# CM50270 Reinforcement Learning
## Coursework Part 3: Tic-Tac-Toe

In this piece of coursework, you will implement the game of Tic-Tac-Toe and a Q-Learning agent capable of playing it.

**Total number of marks:** 40 marks.

**What to submit:** Your completed Jupyter notebook (.ipynb file) which should include all of your source code. Please do not change the file name or compress/zip your submission. Please do not include any identifying information on the files you submit. This coursework will be **marked anonymously**.

**Where to submit:** CM50270 Moodle Page.

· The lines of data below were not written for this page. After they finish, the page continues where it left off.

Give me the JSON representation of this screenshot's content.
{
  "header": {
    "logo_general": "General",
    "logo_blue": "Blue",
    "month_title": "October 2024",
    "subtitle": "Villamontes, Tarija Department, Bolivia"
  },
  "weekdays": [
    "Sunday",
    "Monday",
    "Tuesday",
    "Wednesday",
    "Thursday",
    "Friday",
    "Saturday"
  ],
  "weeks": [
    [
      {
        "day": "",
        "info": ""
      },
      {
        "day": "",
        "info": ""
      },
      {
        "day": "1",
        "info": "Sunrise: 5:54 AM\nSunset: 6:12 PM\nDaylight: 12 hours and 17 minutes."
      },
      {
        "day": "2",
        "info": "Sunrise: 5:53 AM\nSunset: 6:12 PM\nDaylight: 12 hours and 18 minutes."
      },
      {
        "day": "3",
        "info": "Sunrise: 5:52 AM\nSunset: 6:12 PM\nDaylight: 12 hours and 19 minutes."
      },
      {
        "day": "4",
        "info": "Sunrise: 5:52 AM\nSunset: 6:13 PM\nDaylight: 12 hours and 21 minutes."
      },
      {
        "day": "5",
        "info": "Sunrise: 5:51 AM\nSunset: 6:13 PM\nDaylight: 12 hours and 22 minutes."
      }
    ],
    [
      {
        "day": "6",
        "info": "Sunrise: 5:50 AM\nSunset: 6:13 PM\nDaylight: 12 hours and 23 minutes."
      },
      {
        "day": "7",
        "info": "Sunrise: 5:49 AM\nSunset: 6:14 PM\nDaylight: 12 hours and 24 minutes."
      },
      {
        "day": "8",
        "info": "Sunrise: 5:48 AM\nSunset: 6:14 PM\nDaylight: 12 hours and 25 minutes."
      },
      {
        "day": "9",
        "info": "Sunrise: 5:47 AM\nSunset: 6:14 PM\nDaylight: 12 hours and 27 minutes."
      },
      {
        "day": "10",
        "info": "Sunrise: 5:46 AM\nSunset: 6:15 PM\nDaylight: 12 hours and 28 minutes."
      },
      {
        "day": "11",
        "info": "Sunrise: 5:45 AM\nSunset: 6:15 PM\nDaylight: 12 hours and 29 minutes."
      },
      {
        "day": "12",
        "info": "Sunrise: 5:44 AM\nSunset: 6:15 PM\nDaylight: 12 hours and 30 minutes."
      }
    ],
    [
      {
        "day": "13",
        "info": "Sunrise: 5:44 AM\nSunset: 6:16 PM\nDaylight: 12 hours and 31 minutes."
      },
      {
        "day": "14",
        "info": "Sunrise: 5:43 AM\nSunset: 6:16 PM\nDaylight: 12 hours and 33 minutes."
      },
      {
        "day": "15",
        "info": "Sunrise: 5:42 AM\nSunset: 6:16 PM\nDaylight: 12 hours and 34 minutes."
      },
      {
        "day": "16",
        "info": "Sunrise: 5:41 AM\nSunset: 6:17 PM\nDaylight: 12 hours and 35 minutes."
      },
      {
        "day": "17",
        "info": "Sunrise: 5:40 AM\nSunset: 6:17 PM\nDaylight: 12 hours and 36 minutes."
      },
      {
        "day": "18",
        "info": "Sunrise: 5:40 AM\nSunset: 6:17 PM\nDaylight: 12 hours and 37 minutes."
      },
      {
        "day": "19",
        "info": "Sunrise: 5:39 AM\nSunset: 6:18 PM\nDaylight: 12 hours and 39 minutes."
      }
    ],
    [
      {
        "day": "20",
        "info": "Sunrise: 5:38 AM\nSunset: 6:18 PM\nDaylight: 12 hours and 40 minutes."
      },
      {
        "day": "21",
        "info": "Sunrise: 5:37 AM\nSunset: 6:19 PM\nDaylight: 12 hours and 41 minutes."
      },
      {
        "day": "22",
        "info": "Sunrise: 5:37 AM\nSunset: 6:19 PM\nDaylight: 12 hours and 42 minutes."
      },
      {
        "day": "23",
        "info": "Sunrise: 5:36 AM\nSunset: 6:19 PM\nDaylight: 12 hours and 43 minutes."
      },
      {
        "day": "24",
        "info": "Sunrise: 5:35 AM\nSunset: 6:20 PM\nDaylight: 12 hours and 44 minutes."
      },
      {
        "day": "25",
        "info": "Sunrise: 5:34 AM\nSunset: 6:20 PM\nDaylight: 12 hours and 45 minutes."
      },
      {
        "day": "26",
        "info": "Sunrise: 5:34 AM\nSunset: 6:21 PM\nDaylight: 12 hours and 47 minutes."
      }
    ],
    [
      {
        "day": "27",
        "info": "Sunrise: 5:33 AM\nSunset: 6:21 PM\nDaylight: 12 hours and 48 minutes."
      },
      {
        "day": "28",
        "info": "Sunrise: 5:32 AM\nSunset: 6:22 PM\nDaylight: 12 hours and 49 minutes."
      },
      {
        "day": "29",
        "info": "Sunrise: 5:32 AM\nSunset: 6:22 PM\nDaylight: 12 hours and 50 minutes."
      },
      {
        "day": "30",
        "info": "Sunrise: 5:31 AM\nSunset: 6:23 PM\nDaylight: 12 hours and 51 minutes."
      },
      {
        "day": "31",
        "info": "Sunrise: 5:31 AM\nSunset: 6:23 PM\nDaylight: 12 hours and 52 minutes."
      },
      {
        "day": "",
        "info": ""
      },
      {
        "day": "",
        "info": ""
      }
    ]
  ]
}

You are required to **work individually**. You are welcome to discuss ideas with others but you must design your own implementation and write your own code.

**Do not plagiarise**. Plagiarism is a serious academic offence. For details on what plagiarism is and how to avoid it, please visit the following webpage: http://www.bath.ac.uk/library/help/infoguides/plagiarism.html

If you are asked to use specific variable names, data-types, function signatures and notebook cells, **please ensure that you follow these instructions**. Not doing so will cause the automarker to reject your work, and will assign you a score of zero for that question. **If the automarker rejects your work because you have not followed the instructions, you may not get any credit for your work**.

Please remember to **save your work regularly**.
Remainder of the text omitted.